L’intero settore agroalimentare sardo rischia di essere messo in ginocchio dagli aumenti di tutte le materie prime, di energia, gas e gasolio determinati dal conflitto in Ucraina. Ma anche da una serie di speculazioni su prodotti che scompaiono improvvisamente dal mercato senza un reale motivo apparente se non quello di farne scorta per poi far rialzare i prezzi. A fare le spese di questa situazione sono soprattutto i piccoli produttori, schiacciati tra due anelli della filiera (Grande Distribuzione e consumatori finali) che devono sperare di avere poche richieste per limitare i danni: vendere sottocosto affosserebbe ulteriormente aziende già in netta difficoltà e con una prospettiva incerta per i prossimi mesi.

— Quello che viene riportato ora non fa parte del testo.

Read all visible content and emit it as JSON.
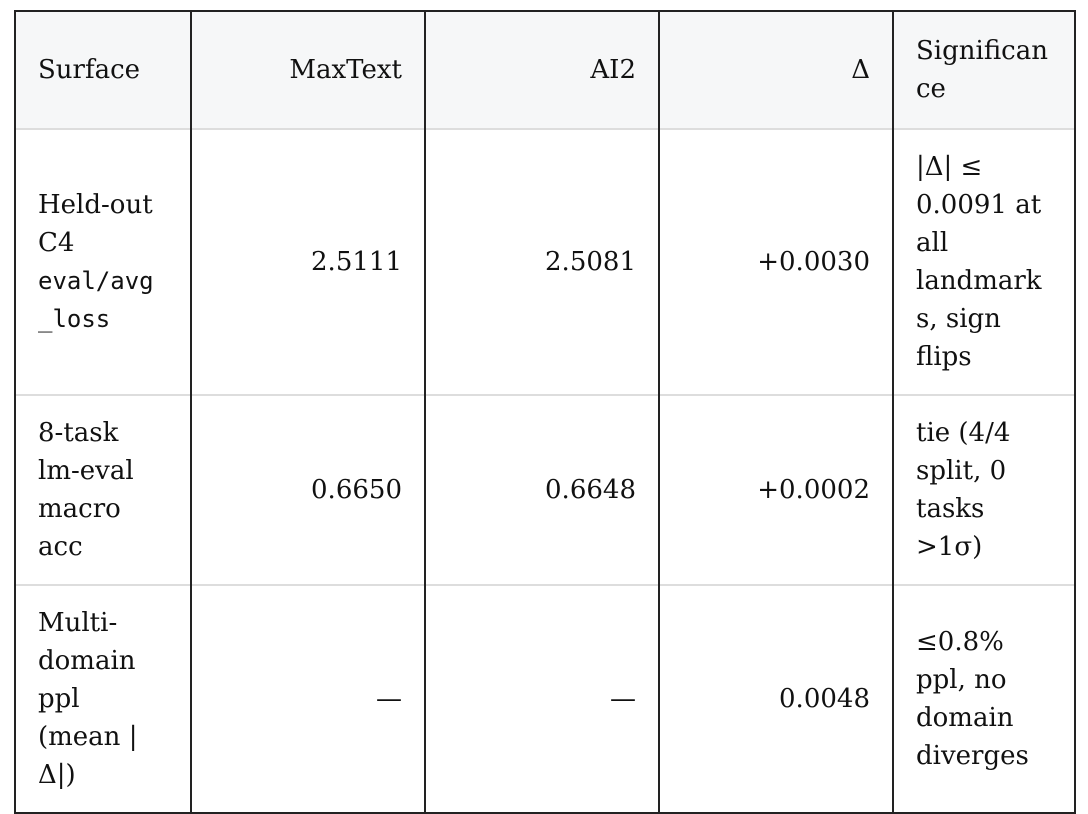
{
  "table": {
    "header": [
      "Surface",
      "MaxText",
      "AI2",
      "Δ",
      "Significance"
    ],
    "rows": [
      [
        {
          "text": "Held-out C4",
          "code": "eval/avg_loss"
        },
        "2.5111",
        "2.5081",
        "+0.0030",
        "|Δ| ≤ 0.0091 at all landmarks, sign flips"
      ],
      [
        {
          "text": "8-task lm-eval macro acc"
        },
        "0.6650",
        "0.6648",
        "+0.0002",
        "tie (4/4 split, 0 tasks >1σ)"
      ],
      [
        {
          "text": "Multi-domain ppl (mean |Δ|)"
        },
        "—",
        "—",
        "0.0048",
        "≤0.8% ppl, no domain diverges"
      ]
    ]
  }
}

Il grido d’allarme arriva dalla CNA Agroalimentare Sardegna.
«A penalizzare i consumatori – sostiene l’associazione di categoria – è, soprattutto, la strutturale dipendenza dell’Italia dalle forniture estere di frumento duro, tenero e mais, con un tasso di autoapprovvigionamento su base nazionale, rispettivamente pari a circa il 60% per il grano duro, 35% per il tenero e 53% per il mais, che espone particolarmente il nostro Paese alle turbolenze dei mercati internazionali.»

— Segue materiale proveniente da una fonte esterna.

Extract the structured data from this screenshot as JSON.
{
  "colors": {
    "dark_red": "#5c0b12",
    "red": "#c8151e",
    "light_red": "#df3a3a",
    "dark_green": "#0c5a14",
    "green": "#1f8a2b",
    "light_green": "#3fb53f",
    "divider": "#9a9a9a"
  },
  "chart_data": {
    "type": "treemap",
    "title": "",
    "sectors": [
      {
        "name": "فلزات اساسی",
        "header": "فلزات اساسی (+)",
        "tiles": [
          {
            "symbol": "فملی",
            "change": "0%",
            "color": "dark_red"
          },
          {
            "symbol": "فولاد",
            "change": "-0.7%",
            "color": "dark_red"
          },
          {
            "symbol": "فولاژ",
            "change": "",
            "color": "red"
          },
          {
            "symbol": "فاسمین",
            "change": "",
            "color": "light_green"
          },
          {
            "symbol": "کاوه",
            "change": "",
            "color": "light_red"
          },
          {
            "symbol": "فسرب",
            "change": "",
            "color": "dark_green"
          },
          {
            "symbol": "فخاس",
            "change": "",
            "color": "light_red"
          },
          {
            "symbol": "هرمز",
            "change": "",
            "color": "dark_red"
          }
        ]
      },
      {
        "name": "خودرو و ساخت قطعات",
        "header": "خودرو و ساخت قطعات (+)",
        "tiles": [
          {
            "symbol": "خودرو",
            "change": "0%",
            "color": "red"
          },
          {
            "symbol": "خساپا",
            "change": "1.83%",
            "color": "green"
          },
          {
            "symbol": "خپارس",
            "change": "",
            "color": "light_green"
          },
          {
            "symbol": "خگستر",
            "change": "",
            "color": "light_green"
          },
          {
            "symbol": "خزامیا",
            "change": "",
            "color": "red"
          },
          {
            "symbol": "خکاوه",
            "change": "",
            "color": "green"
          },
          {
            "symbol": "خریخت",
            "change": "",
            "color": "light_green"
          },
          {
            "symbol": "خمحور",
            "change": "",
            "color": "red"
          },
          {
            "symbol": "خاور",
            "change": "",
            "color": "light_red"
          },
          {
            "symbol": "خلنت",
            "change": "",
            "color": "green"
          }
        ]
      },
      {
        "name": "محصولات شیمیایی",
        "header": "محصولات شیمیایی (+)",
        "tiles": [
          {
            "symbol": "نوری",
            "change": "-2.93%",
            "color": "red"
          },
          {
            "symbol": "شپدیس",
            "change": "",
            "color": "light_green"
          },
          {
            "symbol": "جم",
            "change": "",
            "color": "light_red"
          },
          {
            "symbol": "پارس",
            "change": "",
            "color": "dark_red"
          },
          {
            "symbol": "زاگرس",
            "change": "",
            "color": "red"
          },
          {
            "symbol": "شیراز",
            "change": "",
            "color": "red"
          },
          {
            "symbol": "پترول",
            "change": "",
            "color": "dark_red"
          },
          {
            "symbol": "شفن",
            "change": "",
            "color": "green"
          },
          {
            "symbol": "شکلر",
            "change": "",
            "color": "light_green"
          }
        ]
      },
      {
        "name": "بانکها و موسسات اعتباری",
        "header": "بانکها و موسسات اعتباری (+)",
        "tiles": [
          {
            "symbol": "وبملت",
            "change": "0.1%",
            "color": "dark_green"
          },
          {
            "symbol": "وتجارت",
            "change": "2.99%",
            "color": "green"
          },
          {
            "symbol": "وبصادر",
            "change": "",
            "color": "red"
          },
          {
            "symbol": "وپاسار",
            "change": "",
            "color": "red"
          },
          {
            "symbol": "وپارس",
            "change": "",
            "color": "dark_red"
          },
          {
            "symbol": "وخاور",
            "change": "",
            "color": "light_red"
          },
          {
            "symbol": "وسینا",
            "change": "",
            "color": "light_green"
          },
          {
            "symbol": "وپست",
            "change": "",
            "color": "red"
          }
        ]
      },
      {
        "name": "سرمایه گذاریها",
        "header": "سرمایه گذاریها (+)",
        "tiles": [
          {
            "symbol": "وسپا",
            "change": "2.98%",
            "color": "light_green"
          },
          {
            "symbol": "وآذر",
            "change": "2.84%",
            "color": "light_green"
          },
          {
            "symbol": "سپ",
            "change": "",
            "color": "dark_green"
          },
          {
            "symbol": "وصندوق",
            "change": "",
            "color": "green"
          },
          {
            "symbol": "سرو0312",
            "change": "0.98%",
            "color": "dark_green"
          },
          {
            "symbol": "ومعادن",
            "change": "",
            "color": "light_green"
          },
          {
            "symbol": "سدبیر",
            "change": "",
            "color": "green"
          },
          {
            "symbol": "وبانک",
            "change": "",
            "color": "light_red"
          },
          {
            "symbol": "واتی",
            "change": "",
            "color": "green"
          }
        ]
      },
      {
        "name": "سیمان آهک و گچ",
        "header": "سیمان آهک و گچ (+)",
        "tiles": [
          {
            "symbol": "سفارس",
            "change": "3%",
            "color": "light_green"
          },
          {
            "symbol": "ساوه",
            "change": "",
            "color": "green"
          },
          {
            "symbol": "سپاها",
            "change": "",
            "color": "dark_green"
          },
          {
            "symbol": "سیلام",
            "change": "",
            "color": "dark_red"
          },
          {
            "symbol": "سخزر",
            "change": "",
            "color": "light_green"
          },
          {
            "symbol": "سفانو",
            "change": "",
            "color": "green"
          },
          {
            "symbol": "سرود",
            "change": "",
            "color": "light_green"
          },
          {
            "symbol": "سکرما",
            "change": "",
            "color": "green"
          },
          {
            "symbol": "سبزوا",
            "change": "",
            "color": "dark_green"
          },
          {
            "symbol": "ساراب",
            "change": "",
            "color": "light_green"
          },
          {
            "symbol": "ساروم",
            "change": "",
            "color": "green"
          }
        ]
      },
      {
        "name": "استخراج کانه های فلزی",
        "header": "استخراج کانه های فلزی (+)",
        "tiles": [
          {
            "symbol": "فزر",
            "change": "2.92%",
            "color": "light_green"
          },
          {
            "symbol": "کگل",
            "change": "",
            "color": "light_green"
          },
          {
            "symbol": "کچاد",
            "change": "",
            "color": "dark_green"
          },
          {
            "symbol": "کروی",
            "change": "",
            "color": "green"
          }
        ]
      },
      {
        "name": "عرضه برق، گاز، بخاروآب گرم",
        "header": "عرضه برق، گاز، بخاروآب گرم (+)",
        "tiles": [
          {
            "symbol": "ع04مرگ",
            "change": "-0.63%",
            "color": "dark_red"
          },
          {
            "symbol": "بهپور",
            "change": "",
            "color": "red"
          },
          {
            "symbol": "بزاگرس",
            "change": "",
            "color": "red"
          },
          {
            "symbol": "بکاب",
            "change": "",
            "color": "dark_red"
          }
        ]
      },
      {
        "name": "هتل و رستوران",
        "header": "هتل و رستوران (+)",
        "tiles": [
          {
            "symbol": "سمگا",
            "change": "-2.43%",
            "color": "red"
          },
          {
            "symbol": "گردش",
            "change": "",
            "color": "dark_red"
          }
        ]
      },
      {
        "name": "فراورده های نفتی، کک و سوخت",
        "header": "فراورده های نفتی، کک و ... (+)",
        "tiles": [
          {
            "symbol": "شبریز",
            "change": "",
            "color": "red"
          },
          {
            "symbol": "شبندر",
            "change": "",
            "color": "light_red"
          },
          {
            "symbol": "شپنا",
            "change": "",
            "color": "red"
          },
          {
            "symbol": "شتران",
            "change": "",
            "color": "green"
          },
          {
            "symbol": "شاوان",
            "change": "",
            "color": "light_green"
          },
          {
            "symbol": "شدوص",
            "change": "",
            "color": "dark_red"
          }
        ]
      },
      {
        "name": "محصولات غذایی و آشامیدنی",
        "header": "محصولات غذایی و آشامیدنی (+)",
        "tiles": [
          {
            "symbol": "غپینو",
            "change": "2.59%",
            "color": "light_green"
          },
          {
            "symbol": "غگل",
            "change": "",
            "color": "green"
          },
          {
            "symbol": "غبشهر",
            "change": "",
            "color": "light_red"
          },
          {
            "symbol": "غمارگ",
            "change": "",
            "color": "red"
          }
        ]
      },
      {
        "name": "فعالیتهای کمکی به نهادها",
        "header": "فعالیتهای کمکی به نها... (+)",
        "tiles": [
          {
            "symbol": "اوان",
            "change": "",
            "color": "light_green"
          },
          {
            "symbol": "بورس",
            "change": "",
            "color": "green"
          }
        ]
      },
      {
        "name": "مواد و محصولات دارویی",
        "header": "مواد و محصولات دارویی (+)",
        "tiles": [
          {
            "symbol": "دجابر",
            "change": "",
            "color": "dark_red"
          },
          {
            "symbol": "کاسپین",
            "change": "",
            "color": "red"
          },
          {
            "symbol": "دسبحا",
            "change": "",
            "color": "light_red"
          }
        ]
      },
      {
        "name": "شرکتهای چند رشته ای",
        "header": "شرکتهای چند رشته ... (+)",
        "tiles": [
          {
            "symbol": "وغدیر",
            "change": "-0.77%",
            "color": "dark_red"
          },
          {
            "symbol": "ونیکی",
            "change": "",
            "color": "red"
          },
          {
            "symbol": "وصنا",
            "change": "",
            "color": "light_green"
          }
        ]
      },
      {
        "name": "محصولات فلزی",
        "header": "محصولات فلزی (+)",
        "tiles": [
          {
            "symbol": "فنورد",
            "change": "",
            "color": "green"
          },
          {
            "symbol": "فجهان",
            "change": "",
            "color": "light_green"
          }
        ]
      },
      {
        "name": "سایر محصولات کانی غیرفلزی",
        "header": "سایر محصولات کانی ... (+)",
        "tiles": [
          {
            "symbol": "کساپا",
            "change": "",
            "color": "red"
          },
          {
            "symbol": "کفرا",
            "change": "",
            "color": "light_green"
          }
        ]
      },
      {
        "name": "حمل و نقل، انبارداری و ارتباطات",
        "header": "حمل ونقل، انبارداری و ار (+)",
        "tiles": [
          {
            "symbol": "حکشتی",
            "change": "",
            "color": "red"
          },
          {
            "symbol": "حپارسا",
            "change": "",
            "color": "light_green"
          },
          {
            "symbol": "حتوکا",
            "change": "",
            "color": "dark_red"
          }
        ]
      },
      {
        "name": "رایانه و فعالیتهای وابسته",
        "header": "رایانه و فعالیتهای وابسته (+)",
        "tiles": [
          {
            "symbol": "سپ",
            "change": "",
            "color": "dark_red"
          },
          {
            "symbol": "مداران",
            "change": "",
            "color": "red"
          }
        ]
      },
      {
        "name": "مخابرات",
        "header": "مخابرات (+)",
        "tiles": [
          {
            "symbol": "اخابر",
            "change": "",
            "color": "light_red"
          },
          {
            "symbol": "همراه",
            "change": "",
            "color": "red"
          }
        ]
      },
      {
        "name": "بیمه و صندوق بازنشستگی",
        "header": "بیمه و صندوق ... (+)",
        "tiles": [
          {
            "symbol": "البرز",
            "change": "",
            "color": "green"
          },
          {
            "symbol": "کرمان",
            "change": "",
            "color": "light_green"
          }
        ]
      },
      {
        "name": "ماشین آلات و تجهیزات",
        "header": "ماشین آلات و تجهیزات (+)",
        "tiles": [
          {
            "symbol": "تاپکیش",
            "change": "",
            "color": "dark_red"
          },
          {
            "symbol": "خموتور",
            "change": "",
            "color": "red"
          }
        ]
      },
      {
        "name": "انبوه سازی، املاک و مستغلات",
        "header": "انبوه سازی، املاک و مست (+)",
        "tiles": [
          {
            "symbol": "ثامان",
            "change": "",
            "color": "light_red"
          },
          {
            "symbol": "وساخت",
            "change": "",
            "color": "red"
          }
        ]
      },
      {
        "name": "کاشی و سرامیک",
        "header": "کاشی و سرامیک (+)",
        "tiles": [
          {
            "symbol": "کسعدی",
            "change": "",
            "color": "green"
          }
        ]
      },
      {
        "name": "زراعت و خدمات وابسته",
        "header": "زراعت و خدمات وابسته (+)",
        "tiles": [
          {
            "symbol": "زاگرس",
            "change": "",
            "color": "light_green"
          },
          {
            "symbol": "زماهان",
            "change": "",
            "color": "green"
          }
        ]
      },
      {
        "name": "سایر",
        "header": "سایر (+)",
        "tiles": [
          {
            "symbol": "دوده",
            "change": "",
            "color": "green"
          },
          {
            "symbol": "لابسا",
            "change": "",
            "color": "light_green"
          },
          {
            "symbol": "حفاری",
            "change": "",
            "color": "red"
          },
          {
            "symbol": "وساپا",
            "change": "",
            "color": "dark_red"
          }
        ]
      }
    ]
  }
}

«L’escalation delle ultime settimane al confine ucraino ha innescato ulteriori tensioni sui prezzi di tutte le materie prime e in particolare su quelle agricole, inserendosi in una situazione di forte speculazione e grande incertezza già precedente all’attacco bellico e che gli operatori denunciavano da mesi – si legge in una nota della CNA Agroalimentare Sardegna -. Aumento della spesa per famiglie e imprese le quotazioni di grano tenero a livelli mai visti prima d’ora hanno già conseguenze sul mondo della trasformazione e a cascata potrebbero ricadere presto sui consumatori. Il costo della pasta potrebbe superare il 10%, percentuale che si aggiunge all’aumento del 10% avvenuto a fine dello scorso anno. Le quotazioni del grano sono balzate del 5,7% nella sola giornata del 24 febbraio, subito dopo l’attacco della Russia all’Ucraina, raggiungendo il valore massimo da 9 anni a 9.34 dollari a bushel.»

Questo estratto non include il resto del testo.